Peak Seasons and Periods, Including Holidays, Are Growing

Peaks in supply chains are no longer limited to the holiday rush. Today’s DCs face an increasing number of peak periods throughout the year, and multi-site DCs must be able to handle switch increases in order volume.

Traditional OMS and ERP Systems May Lack Multi-Site WMS Deployment

Another factor to consider is existing, legacy systems may lack the ability to integrate with new, multi-site WMS systems. This is where a third-party integrator (3PI) can boost integrability with APIs, EDIs and integration-based systems.

Replenishment Gets More Complicated in Multi-Site DCs

Multi-site DCs and WMS also experience a greater flow of products during replenishment cycles. This means more vendors and more product flowing in and out of the facility, increasing risks. So, the WMS must also manage products’ shelf-life, information, and data associated with each product.

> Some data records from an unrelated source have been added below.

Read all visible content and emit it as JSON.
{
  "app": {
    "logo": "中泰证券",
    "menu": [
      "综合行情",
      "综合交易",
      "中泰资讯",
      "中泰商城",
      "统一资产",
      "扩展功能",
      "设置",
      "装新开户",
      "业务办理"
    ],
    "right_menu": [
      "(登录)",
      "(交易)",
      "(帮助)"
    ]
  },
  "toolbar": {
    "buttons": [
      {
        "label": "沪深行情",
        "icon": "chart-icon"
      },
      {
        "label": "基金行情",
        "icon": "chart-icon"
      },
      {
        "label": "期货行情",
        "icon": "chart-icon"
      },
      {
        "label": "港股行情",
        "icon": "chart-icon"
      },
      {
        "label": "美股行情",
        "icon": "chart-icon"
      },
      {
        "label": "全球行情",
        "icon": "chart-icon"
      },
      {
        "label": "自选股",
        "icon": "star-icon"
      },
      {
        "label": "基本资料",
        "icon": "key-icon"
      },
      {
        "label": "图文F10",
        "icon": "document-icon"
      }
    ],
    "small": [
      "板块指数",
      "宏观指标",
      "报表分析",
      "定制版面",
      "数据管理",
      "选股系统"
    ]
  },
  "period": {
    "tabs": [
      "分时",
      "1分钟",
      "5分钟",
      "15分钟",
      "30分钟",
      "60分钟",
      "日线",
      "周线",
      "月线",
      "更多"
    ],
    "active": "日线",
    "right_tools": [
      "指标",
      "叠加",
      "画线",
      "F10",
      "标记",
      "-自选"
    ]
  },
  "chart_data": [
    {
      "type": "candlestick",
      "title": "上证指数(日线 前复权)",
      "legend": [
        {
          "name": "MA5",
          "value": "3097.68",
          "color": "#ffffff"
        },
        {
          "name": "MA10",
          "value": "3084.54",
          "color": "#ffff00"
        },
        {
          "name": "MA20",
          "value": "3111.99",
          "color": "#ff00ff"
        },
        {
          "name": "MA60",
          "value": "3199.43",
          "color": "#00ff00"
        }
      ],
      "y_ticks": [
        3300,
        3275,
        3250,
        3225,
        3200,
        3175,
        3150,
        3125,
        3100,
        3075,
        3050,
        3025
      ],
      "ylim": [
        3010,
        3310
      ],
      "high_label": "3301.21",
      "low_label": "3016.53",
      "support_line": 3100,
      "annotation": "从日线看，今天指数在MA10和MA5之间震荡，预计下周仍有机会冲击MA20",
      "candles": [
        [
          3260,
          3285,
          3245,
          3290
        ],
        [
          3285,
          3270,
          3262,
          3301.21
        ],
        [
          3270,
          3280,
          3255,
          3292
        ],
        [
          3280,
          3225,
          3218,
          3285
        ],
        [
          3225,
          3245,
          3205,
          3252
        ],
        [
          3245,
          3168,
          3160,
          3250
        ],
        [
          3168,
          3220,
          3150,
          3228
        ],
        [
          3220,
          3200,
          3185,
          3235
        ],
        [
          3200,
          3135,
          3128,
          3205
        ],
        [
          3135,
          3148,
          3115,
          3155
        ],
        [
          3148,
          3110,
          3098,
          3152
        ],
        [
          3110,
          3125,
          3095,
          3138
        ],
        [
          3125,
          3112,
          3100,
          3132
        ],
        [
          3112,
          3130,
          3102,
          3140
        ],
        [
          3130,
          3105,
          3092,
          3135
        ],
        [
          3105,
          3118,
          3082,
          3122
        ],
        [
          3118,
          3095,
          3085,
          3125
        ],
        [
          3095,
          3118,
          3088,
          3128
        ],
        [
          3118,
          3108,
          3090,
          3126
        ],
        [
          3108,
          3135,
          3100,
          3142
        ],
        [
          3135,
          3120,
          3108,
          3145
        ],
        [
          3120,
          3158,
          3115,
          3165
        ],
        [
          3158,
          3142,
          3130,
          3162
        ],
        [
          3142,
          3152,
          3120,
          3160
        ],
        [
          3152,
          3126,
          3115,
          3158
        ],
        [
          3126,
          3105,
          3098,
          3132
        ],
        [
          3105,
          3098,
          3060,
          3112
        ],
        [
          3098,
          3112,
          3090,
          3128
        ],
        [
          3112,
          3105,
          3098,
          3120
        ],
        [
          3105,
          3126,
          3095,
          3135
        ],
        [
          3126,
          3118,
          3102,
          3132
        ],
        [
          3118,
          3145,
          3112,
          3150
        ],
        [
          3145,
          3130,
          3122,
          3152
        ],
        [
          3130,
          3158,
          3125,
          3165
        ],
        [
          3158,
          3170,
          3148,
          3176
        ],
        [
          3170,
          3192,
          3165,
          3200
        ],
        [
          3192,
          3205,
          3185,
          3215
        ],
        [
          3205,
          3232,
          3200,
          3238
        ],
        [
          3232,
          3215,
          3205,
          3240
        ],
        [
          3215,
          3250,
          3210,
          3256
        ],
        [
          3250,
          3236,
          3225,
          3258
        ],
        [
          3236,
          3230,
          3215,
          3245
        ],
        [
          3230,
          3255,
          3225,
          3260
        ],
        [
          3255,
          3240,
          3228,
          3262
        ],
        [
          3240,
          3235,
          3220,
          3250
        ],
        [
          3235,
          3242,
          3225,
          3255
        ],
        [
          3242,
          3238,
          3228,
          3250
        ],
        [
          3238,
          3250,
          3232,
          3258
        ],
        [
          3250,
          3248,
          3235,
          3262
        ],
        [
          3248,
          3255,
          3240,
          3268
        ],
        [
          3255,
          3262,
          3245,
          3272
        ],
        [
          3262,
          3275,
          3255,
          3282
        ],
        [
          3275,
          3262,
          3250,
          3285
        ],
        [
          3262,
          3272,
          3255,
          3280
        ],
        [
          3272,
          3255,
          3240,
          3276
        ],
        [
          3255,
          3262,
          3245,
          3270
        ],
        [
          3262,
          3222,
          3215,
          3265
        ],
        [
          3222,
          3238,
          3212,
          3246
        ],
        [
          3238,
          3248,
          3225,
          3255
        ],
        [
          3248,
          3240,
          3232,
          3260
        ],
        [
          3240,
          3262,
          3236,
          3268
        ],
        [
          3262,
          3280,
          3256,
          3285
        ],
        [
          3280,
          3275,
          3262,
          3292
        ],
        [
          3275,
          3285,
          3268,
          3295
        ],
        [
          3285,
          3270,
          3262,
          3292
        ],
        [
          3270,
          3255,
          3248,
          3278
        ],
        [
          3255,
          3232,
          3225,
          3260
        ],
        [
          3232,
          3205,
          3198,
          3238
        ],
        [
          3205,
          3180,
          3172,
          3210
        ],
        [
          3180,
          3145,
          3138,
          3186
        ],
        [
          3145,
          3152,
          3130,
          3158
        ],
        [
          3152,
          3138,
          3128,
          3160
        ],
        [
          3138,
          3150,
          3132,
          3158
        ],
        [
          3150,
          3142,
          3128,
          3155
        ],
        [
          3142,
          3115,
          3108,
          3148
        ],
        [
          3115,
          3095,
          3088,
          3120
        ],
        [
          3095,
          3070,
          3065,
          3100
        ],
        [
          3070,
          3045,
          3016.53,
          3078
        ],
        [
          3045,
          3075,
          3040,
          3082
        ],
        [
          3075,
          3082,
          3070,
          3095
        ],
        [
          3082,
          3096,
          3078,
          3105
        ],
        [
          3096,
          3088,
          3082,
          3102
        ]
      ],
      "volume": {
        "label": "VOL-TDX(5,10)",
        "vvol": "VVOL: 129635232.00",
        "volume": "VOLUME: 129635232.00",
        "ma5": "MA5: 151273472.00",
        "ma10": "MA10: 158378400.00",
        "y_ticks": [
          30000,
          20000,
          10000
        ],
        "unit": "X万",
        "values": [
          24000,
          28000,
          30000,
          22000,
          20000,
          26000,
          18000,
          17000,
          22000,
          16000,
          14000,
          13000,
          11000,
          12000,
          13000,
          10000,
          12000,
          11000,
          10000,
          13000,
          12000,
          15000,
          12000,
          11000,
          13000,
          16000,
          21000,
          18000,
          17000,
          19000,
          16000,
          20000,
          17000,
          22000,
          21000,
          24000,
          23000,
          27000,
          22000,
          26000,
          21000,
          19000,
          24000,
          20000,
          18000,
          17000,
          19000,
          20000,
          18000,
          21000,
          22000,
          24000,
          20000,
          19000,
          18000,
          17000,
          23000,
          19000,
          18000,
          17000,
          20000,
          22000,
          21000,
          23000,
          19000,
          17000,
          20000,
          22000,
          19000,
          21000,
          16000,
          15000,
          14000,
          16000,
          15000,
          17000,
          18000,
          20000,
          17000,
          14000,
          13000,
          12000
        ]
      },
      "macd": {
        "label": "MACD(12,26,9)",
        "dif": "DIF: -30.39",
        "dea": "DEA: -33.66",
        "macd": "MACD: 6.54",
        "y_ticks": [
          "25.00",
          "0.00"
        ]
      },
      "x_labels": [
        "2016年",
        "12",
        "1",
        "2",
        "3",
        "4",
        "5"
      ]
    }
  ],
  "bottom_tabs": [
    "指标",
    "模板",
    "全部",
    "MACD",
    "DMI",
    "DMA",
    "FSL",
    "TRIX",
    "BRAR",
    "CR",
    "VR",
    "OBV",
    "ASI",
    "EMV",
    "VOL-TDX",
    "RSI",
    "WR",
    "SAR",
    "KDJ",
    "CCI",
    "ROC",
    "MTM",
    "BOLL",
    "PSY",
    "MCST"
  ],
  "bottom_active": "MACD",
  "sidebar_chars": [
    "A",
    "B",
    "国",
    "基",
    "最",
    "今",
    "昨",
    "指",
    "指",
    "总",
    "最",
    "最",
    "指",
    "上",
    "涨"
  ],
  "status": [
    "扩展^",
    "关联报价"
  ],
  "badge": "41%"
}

Slotting Varies by Region Too, Not Just Demand Changes

Slotting in multi-site DCs will have additional factors to consider during slotting and reslotting. In addition to standard reslotting practices, based on demand, each location will need to consider how its physical location in relation to other DCs will impact slotting practices, explains F. Curtis Barry & Company.

Never Grow Too Fast, But Be Ready for the Possibility

Modern distribution centers can exist across single-site and multi-site facilities, designed to meet the demands of individual companies and large-scale enterprises. Take these factors into consideration when thinking about upgrading your DC strategy to include multi-site DCs, and do not try to scale up your business too quickly. This will help protect against risk and ensure you make sustainable decisions about your DC selection.